Pretty close though. Portland is nearly the whole reason why the state is blue, but I get your point. I didn’t get tears in my eyes, but I did take a picture of my ballot after I made my mark for Obama.

I live in a HUGE swing state (PA), and have not had a bad experience from the local Obama HQ. In fact, I got a ticket to see Bill Clinton at Harrisburg High School and the only thing they wanted from me is a few hours’ time on Monday afternoon. The mention of a cash contribution never came up at all.

Once I got to Harrisburg High, there wasn’t a huge wait at all. (The ticket helped; those of us who had those really did receive preferential treatment over those who didn’t.) We got excellent, ah, standing, and the volunteers seemed to know where to be and what to do.

Robin

I’m in California, which of course was in the bag before the election began, but the Obama camp wants me to call undecided voters in Ohio.
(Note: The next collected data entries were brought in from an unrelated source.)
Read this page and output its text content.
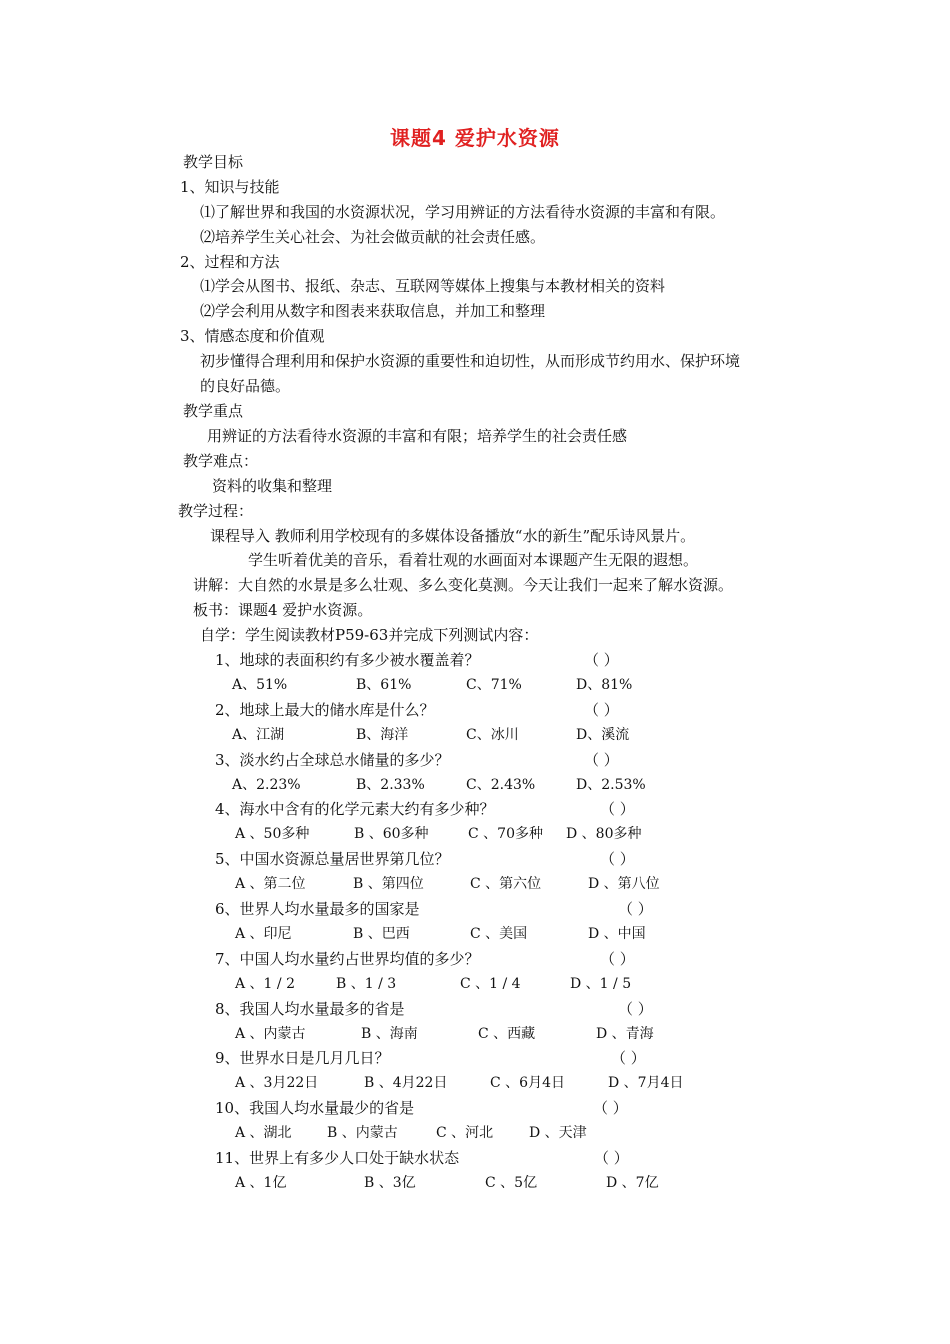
课题4 爱护水资源
教学目标
1、知识与技能
⑴了解世界和我国的水资源状况，学习用辨证的方法看待水资源的丰富和有限。
⑵培养学生关心社会、为社会做贡献的社会责任感。
2、过程和方法
⑴学会从图书、报纸、杂志、互联网等媒体上搜集与本教材相关的资料
⑵学会利用从数字和图表来获取信息，并加工和整理
3、情感态度和价值观
初步懂得合理利用和保护水资源的重要性和迫切性，从而形成节约用水、保护环境
的良好品德。
教学重点
用辨证的方法看待水资源的丰富和有限；培养学生的社会责任感
教学难点：
资料的收集和整理
教学过程：
课程导入 教师利用学校现有的多媒体设备播放“水的新生”配乐诗风景片。
学生听着优美的音乐，看着壮观的水画面对本课题产生无限的遐想。
讲解：大自然的水景是多么壮观、多么变化莫测。今天让我们一起来了解水资源。
板书：课题4 爱护水资源。
自学：学生阅读教材P59-63并完成下列测试内容：
1、地球的表面积约有多少被水覆盖着？	（ ）
A、51%	B、61%	C、71%	D、81%
2、地球上最大的储水库是什么？	（ ）
A、江湖	B、海洋	C、冰川	D、溪流
3、淡水约占全球总水储量的多少？	（ ）
A、2.23%	B、2.33%	C、2.43%	D、2.53%
4、海水中含有的化学元素大约有多少种？	（ ）
A 、50多种	B 、60多种	C 、70多种 D 、80多种
5、中国水资源总量居世界第几位？	（ ）
A 、第二位	B 、第四位	C 、第六位	D 、第八位
6、世界人均水量最多的国家是	（ ）
A 、印尼	B 、巴西	C 、美国	D 、中国
7、中国人均水量约占世界均值的多少？	（ ）
A 、1 / 2	B 、1 / 3	C 、1 / 4	D 、1 / 5
8、我国人均水量最多的省是	（ ）
A 、内蒙古	B 、海南	C 、西藏	D 、青海
9、世界水日是几月几日？	（ ）
A 、3月22日	B 、4月22日	C 、6月4日	D 、7月4日
10、我国人均水量最少的省是	（ ）
A 、湖北	B 、内蒙古	C 、河北	D 、天津
11、世界上有多少人口处于缺水状态	（ ）
A 、1亿	B 、3亿	C 、5亿	D 、7亿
So you can still volunteer to help but I suspect they’d have you making out of state phone calls.

After Obama’s speech this week asking for votes and assistance with the campaign, I agreed to volunteer. I emailed the local office and was a bit surprised as to where activities were going on. I’m going to participate in a phone bank in a few hours that uses cell phones at someone’s house! (They’re also the central location for some canvassing teams.)

Considering West Des Moines has its own office separate from the Des Moines office and many others in surrounding communities, I was a bit surprised that they have too many volunteers to house.

I know Iowa’s pretty much in the bag, but we have early voting here, and I’d like to encourage people to try it. It was surprisingly easy and some of the polling places will likely be overwhelmed.

That is to combat the long Republican tradition of calling phone bank numbers to tie them to supress Democratic Get Out The Vote efforts. See Allen Raymond’s confession “How To Rig An Election” about his part in the 2002 New Hampshire jamming effort. He did three months in jail.

As far as I can tell, the volunteers are doing this at their own expense. I know I am. You can’t pay people to work this hard. If the effort doesn’t succeed, it’s not going to be due to any lack of effort on my part.

I am so proud of the turn out at Missouri’s three rallys. 75,000 in Kansas City, 100,000 in Saint Louis. More people than in freaking Portland!

Missed the edit window: …and 40,000 in Columbia!

I don’t (I’ve been working out of the DAC’s Torrance office, which we actually donated to them for the campaign), but I’d be more than happy to meet you at the Sepulveda office tomorrow!

Suddenly the democratic party has become competent at politics. Is this mostly Obama’s influence/control?

I’d guess so, I still can’t believe a black guy with a foreign name (with middle name ‘Hussein’) won the nomination, let alone is far ahead in electoral votes according to polls.

The 50-state strategy was originally Howard Dean’s. He’s been working behind the scenes, coordinating with the Obama campaign, and not trying to get in the limelight. I think the success of this campaign primarily lies with Obama, who has chosen an amazing team, has consistently stayed on message throughout and is a brilliant political strategist. But I also think Dean is getting less credit than he deserves.